Postgres Pro is traditionally used for transactional (OLTP) workloads. It determines architectural decisions on data layout and processing algorithms. OLTP workloads have the following characteristics:

  • Operate on small volumes of data

  • Perform read/write operations on most columns

  • Require strict ACID guarantees

  • Require short response time

With these characteristics, an optimal approach is to store and process data in a row-based format.

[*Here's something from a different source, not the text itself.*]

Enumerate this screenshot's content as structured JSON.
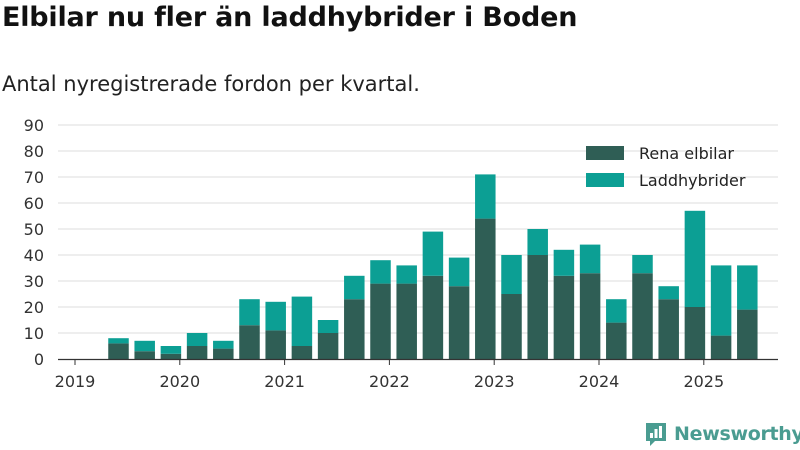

Analytical (OLAP) workloads are significantly different:

  • Process large volumes of data

  • Perform read-only operations on a small subset of columns

  • Do not require strict ACID guarantees

  • Prioritize throughput over latency

Considering the difference, specialized systems that manage OLAP workloads hold a significant advantage due to their architecture:

  • Network or object-based storage for better scalability and price-to-performance ratio

  • Columnar layout on storage and in memory to work efficiently with individual columns and for higher level of compression

  • Vectorized execution to process data in batches

34.1.1. Data Export and Import #

Operation of the pgpro_duckdb extension is divided into the following parts:

  • Data export and ETL processes

  • Data import and analytical queries execution

With the pgpro_duckdb extension, you can export data and build ETL processes using Postgres Pro tables as a source. This extension can also be used to process files from external systems. Intermediate data can be stored in temporary tables in the duckdb columnar format. All required transformations are made within a standard Postgres Pro session using SQL queries.

34.1.2. File Catalogue and Process Automation #

Automating ETL and maintaining a catalogue for analytical tables are both important parts of an analytical system.

The current version of Postgres Pro Enterprise does not support automatic configuration of the periodic ETL process and implementation of the catalog. To manually configure periodic jobs, use the pgpro_scheduler extension.